Jennifer A. Richeson is the Philip R. Allen Professor of Psychology at Yale University. For over 20 years, she has conducted research on the social psychology of cultural diversity. Specifically, she examines processes of mind and brain that influence the ways in which people experience diversity, with a primary focus on the dynamics that create, sustain, and sometimes challenge societal inequality. Much of her recent research considers the political consequences of the increasing racial/ethnic diversity of the United States. Richeson also investigates how people reason about and respond to different forms of inequality and the implications of such processes for detecting and confronting injustice.

Professor Richeson is an elected member of both the National Academy of Sciences and the American Academy of Arts and Sciences. Her empirical and theoretical work has been published in numerous scholarly journals and popular publications. In 2006, she was named one of 25 MacArthur “Genius” Fellows for her work "highlighting and analyzing major challenges facing all races in America and in the continuing role played by prejudice and stereotyping in our lives," and, in 2019 she received an honorary doctorate from Brown University for work that “expands the boundaries of knowledge on interracial interaction and the living contexts of diversity.”

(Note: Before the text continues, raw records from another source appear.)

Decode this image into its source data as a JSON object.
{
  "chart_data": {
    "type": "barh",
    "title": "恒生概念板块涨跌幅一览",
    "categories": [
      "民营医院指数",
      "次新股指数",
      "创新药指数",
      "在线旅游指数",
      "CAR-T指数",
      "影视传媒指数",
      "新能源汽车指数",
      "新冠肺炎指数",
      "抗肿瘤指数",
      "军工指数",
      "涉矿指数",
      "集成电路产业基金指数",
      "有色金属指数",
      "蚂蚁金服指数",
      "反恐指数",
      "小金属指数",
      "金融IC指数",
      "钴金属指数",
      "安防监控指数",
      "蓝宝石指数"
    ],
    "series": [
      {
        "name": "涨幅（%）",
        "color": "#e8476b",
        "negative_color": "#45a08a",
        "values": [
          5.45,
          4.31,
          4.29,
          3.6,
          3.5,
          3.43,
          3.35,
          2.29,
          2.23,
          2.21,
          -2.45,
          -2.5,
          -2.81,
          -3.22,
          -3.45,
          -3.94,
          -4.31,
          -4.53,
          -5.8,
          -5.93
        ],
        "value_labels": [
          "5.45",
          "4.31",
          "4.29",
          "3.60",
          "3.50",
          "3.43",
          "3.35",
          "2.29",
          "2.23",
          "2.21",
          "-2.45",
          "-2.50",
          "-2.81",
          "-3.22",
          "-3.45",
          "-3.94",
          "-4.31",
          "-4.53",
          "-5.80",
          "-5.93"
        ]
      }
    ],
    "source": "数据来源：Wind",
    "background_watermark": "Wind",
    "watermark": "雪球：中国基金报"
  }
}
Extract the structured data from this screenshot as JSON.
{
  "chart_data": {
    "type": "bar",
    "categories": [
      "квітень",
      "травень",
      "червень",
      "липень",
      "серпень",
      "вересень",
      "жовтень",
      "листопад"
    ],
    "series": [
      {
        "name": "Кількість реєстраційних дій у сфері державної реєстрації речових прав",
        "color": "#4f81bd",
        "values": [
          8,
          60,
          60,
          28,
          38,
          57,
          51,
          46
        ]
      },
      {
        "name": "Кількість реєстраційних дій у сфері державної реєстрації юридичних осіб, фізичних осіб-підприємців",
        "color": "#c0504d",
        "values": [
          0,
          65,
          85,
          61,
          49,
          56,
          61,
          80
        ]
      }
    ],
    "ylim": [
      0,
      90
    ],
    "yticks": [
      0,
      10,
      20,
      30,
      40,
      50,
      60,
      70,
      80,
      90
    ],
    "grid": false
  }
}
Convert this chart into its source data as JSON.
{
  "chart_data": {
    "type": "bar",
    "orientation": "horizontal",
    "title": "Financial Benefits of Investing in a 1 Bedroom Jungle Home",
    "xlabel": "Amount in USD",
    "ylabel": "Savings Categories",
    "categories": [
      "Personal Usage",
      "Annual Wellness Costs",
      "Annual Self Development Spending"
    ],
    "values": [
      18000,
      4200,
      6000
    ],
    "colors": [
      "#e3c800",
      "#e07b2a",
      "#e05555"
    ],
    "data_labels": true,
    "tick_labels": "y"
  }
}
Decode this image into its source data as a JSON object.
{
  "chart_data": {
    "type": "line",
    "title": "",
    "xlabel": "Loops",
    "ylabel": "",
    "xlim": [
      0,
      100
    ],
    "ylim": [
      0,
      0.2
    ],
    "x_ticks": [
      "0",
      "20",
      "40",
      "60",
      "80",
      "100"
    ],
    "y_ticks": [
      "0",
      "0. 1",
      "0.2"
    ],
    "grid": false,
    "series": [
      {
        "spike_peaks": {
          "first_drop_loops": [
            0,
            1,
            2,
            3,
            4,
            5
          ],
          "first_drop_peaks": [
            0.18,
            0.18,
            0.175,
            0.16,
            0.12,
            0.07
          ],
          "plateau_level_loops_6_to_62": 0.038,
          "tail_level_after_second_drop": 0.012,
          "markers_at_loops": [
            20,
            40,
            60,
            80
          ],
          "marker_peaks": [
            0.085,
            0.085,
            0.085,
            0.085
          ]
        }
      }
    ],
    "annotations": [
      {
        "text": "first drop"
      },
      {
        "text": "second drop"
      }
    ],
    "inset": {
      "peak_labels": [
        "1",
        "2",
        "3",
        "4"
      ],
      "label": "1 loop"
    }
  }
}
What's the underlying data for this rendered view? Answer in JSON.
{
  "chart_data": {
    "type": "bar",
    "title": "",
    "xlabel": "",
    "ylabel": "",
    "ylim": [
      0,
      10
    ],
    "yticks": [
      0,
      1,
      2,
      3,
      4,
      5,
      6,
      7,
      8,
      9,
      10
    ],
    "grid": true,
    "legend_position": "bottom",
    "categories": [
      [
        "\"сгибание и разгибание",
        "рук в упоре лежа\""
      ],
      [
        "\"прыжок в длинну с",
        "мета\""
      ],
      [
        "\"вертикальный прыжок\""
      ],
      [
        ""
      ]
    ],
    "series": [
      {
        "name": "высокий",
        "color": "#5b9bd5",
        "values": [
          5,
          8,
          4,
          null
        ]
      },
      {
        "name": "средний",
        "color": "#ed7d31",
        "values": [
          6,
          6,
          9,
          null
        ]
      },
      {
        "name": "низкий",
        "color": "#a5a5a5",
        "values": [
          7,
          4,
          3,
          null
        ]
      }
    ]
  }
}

Richeson was born and raised in Baltimore, MD. She earned her Bachelor of Science in psychology from Brown University, and MA and PhD in social psychology from Harvard University. Prior to joining the Yale faculty in 2016, Richeson held faculty appointments at Northwestern University and Dartmouth College.

Through her teaching and research, Richeson hopes to contribute to a better understanding of intergroup relations, including how best to foster culturally diverse environments that are both cohesive and just.

 

Abstract

Our perceptions of, beliefs about, and solutions for, racial inequality in the United States are shaped, at least in part, by a mythology of racial progress. Central to this mythology is the dominant narrative that American society has achieved substantial gains toward racial equality, and is automatically, perhaps naturally, continuing to make steady, linear progress toward the same. In this talk, I argue that our fidelity to this narrative elicits a persistent pattern of willful ignorance regarding some present-day racial disparities, including the wealth gap between Black and White Americans. I will illuminate some of the psychology that sustains the narrative as well as some of the consequences of efforts to disrupt it. Implications of the mythology of racial progress for efforts to engender actual racial equity in contemporary society will be discussed.